As we noted earlier, genes are the strings of DNA molecules, found in every living cell, that instruct the cell what to become. They do this by building proteins from amino acids, which in turn are made from combinations of atoms of carbon, hydrogen, oxygen and nitrogen. Every cell in the body has thousands of proteins and DNA determines what type a cell is and how it operates by regulating the production of proteins. Genes are like books in a library that contain information that needs to be read or transcribed in order to build the proteins. The proteins instruct the cell to become something, such as hair follicles, while others can turn them into neurons. This is a very simplistic account and there is considerably more to the story of the mechanism of genes, but for the level of discussion here, it is sufficient to know that genes are like sequences of computer code within the cell that control its operation.

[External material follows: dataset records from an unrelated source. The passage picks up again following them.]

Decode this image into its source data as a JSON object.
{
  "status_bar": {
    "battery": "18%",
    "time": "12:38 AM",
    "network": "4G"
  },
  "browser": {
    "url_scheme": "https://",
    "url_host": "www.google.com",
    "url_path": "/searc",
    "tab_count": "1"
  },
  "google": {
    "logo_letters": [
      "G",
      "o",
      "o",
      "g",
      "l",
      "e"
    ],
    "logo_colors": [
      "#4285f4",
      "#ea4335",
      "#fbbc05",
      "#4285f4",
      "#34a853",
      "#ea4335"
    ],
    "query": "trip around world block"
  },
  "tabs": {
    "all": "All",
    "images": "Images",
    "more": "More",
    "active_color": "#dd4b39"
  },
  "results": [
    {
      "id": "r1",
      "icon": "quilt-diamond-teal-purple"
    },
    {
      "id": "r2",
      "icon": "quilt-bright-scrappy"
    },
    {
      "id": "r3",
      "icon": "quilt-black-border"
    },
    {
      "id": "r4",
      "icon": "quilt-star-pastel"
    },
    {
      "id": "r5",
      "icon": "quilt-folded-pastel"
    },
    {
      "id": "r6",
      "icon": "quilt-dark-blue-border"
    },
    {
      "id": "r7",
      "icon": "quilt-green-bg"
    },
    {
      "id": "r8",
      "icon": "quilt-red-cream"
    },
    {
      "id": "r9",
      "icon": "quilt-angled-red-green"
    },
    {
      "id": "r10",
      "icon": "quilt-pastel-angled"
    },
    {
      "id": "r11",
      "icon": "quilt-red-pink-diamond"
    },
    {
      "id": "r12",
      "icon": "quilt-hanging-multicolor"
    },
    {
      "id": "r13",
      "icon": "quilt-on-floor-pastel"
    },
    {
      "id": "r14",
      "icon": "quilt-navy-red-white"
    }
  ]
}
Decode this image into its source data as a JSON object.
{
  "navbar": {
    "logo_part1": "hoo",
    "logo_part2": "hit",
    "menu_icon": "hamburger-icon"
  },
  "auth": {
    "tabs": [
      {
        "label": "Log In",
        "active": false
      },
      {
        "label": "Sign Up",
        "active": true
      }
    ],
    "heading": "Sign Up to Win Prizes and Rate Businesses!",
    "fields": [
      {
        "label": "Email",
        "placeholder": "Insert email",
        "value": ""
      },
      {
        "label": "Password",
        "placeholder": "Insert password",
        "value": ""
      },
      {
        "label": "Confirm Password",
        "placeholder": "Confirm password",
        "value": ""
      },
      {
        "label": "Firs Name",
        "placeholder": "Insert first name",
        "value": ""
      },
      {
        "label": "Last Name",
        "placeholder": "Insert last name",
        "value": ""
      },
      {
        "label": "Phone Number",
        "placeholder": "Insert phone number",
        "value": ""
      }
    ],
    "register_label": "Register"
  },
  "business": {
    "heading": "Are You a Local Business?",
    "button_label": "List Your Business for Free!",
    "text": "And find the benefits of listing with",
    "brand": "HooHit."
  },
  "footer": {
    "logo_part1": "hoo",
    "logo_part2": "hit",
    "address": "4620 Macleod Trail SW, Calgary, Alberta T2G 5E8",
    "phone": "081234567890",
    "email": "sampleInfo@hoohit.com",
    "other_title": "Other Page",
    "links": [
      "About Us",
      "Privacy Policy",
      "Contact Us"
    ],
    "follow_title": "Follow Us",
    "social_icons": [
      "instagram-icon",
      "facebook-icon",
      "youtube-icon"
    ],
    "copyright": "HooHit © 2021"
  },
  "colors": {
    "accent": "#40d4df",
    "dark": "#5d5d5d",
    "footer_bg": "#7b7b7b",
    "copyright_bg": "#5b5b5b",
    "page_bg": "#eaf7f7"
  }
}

Genes build humans and humans are very complex animals. Each body is made up of trillions of cells and the initial speculation was that humans must have a considerable number of genes to code for all the different arrangements of cells in our bodies. In 1990, scientists working on the human genome project began to map the entire sequence of genes for our species, using sophisticated technology that enabled computers to read off the sequences as strings of code. Very soon, it appeared that initial estimates of over 100,000 genes had been way off. Although the project is still continuing, at the last count it would appear that humans have only 20,500 different genes. That may still sound like quite a few but when you consider that the humble fruit fly, drosophila , has 15,000 genes, humans look decidedly puny in the genetic endowment department. In fact, much simpler living things like the banana or the rather revolting roundworm have more genes than humans and, as if that were not enough, the organisms that have the highest and lowest numbers of genes are both sexually transmitted diseases, trichomonas vaginalis with 60,000 and mycoplasma genitalium with 517.